Çok değil birkaç gün sonra hapishanelerden cenazeler çıkmaya başlayacak. Pankartlarınızı, dövizlerinizi hazırlayın. Yok eğer o çok önem verdiğinizi söylediğiniz ’dayanışma’ sadece bir kelamdan ibaret değilse şimdi bunu göstermenin tam da zamanı.

 

19 ARALIK’TAN BİR DERS ÇIKARILDI MI?

Sürmekte olan açlık grevini anlamıyor, desteklemiyor, onaylamıyor hatta karşı bile çıkıyor olabilirsiniz. Bu sizin tercihiniz ve seçiminizdir.

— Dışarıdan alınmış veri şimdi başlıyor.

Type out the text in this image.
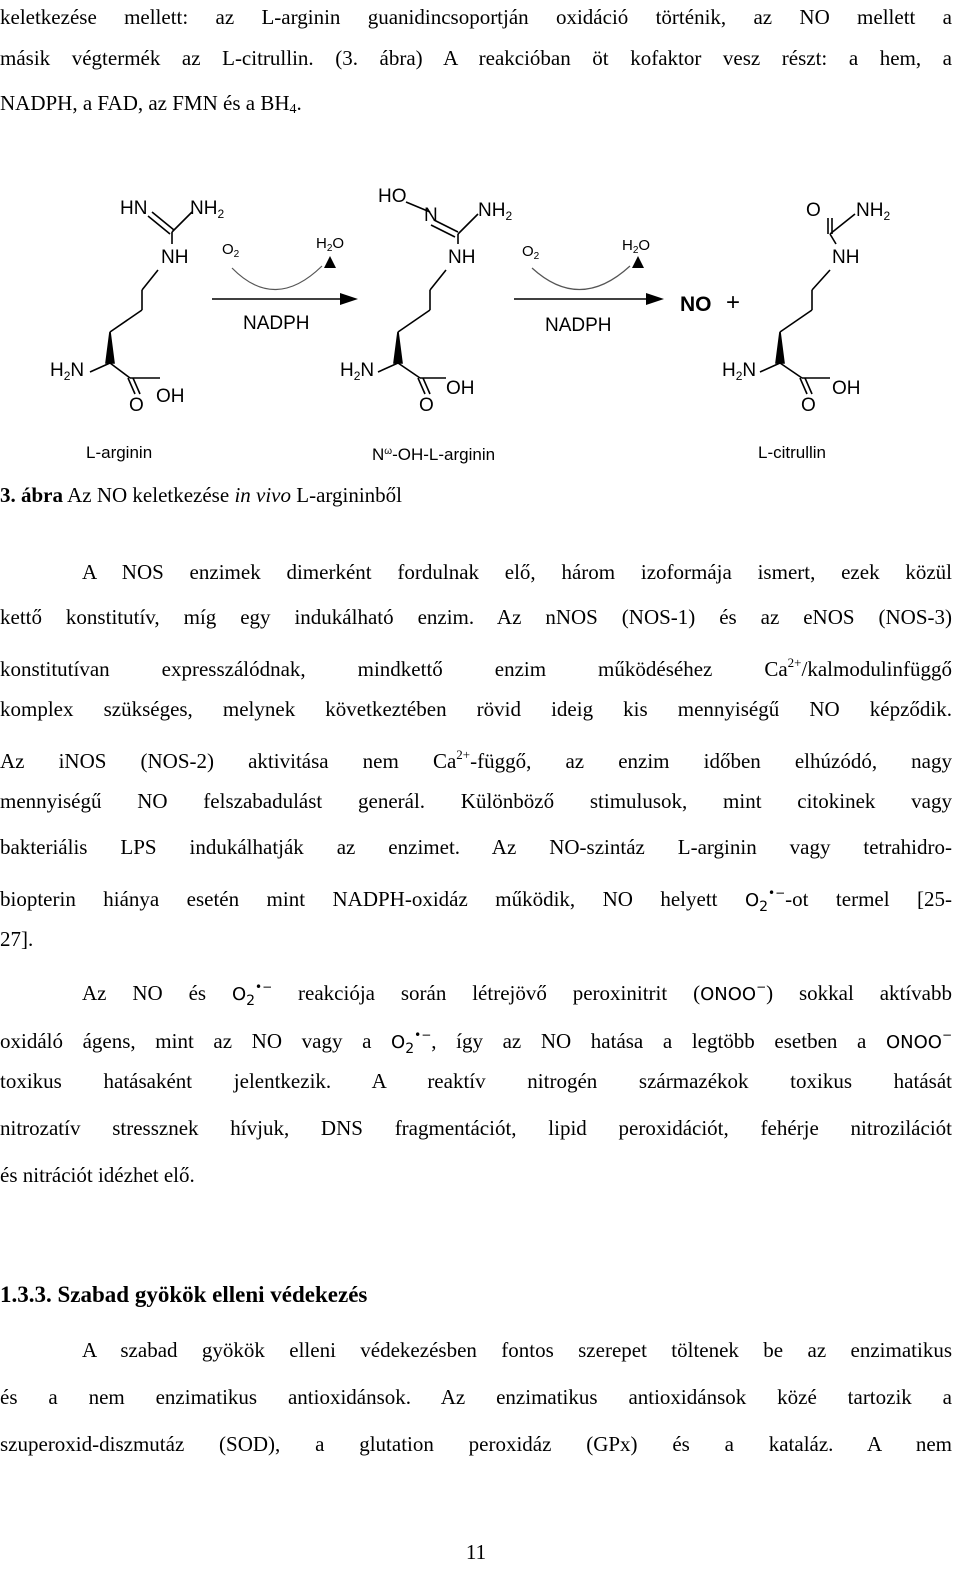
keletkezése mellett: az L-arginin guanidincsoportján oxidáció történik, az NO mellett a

másik végtermék az L-citrullin. (3. ábra) A reakcióban öt kofaktor vesz részt: a hem, a

NADPH, a FAD, az FMN és a $BH_4$.

HN $NH_2$
NH
$H_2N$
O OH
$O_2$
$H_2O$
NADPH
HO
N $NH_2$
NH
$H_2N$
O
OH
$O_2$
$H_2O$
NADPH
NO +
O $NH_2$
NH
$H_2N$
O
OH
L-arginin	$N^\omega-OH-L$-arginin	L-citrullin

3. ábra Az NO keletkezése in vivo L-argininből

A NOS enzimek dimerként fordulnak elő, három izoformája ismert, ezek közül

kettő konstitutív, míg egy indukálható enzim. Az nNOS (NOS-1) és az eNOS (NOS-3)

konstitutívan expresszálódnak, mindkettő enzim működéséhez $Ca^{2+}$/kalmodulinfüggő

komplex szükséges, melynek következtében rövid ideig kis mennyiségű NO képződik.

Az iNOS (NOS-2) aktivitása nem $Ca^{2+}$-függő, az enzim időben elhúzódó, nagy

mennyiségű NO felszabadulást generál. Különböző stimulusok, mint citokinek vagy

bakteriális LPS indukálhatják az enzimet. Az NO-szintáz L-arginin vagy tetrahidro-

biopterin hiánya esetén mint NADPH-oxidáz működik, NO helyett $O_2^{•-}-ot$ termel [25-

27].

Az NO és $O_2^{•-}$ reakciója során létrejövő peroxinitrit (ONOO−) sokkal aktívabb

oxidáló ágens, mint az NO vagy a $O_2^{•-}$, így az NO hatása a legtöbb esetben a ONOO−

toxikus hatásaként jelentkezik. A reaktív nitrogén származékok toxikus hatását

nitrozatív stressznek hívjuk, DNS fragmentációt, lipid peroxidációt, fehérje nitrozilációt

és nitrációt idézhet elő.

1.3.3. Szabad gyökök elleni védekezés

A szabad gyökök elleni védekezésben fontos szerepet töltenek be az enzimatikus

és a nem enzimatikus antioxidánsok. Az enzimatikus antioxidánsok közé tartozik a

szuperoxid-diszmutáz (SOD), a glutation peroxidáz (GPx) és a kataláz. A nem

11
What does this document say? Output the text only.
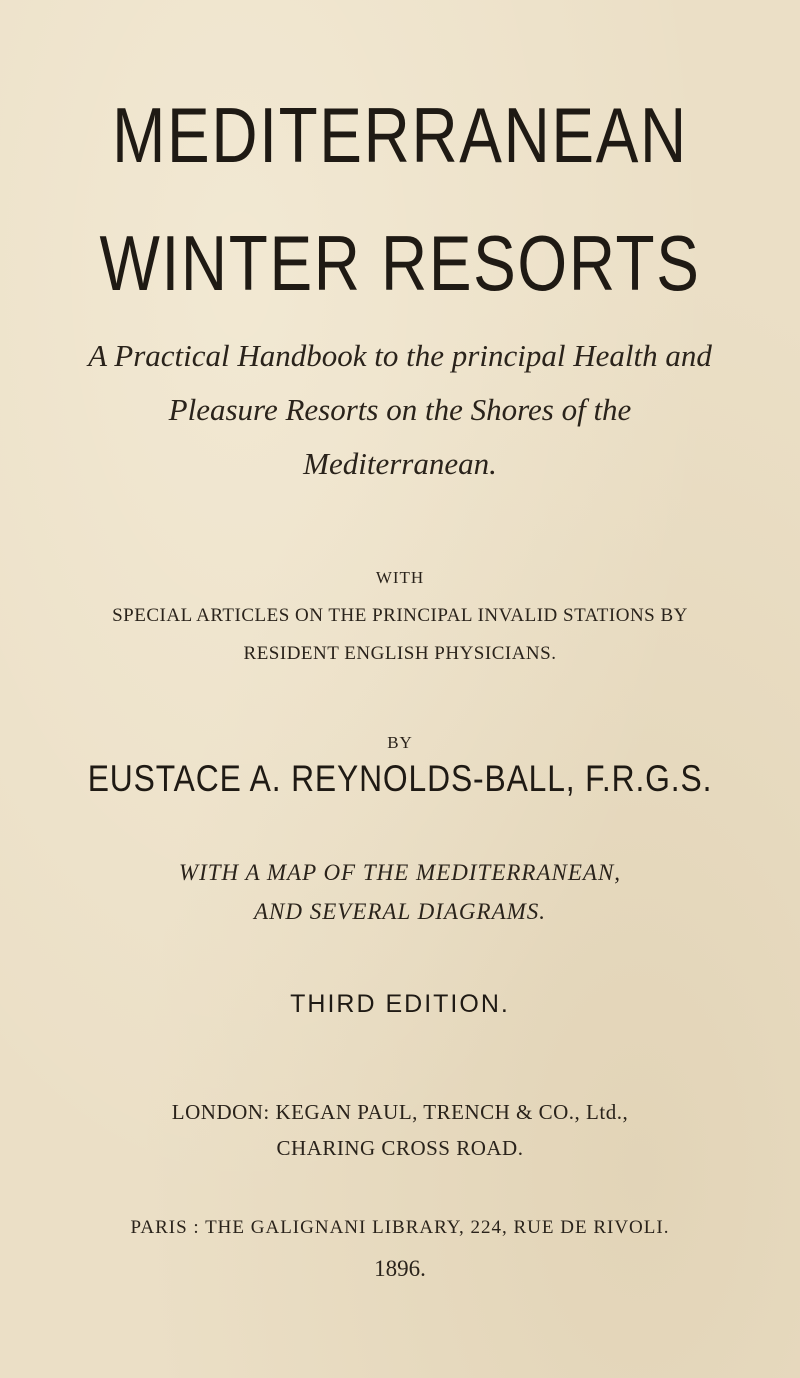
MEDITERRANEAN
WINTER RESORTS
A Practical Handbook to the principal Health and
Pleasure Resorts on the Shores of the
Mediterranean.
WITH
SPECIAL ARTICLES ON THE PRINCIPAL INVALID STATIONS BY
RESIDENT ENGLISH PHYSICIANS.
BY
EUSTACE A. REYNOLDS-BALL, F.R.G.S.
WITH A MAP OF THE MEDITERRANEAN,
AND SEVERAL DIAGRAMS.
THIRD EDITION.
LONDON: KEGAN PAUL, TRENCH & CO., Ltd.,
CHARING CROSS ROAD.
PARIS : THE GALIGNANI LIBRARY, 224, RUE DE RIVOLI.
1896.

Ama hapishanedeki tutsağa açlık grevi yapıyor diye kızıp duyarsız kalırsanız bu sizin densizliğiniz olur ve devletten hiçbir farkınız kalmaz. Açlık grevlerine devlet kadar uzak ve devlet kadar tepeden bakarsanız, yeriniz mazlumların değil zalimlerin yanıdır. Elbette bu da bir seçimdir.

 

Bu ülke mücadele tarihine 19 Aralık gibi bir leke daha eklenmek istenmiyorsa, açlık grevindeki tutuklu ve hükümlülerin taleplerinin karşılanması ve grevin sonlandırılması için bir an önce harekete geçilmeli.

 

Bu ülkenin hapishanelerinde kendini fedaya hazır oğullar, kızlar fazlasıyla var biliyoruz. Bu ülkenin sokaklarında, meydanlarında hapishanedekilerin kendini feda etmesine izin vermeyecek ne kadar insan var onu da göreceğiz.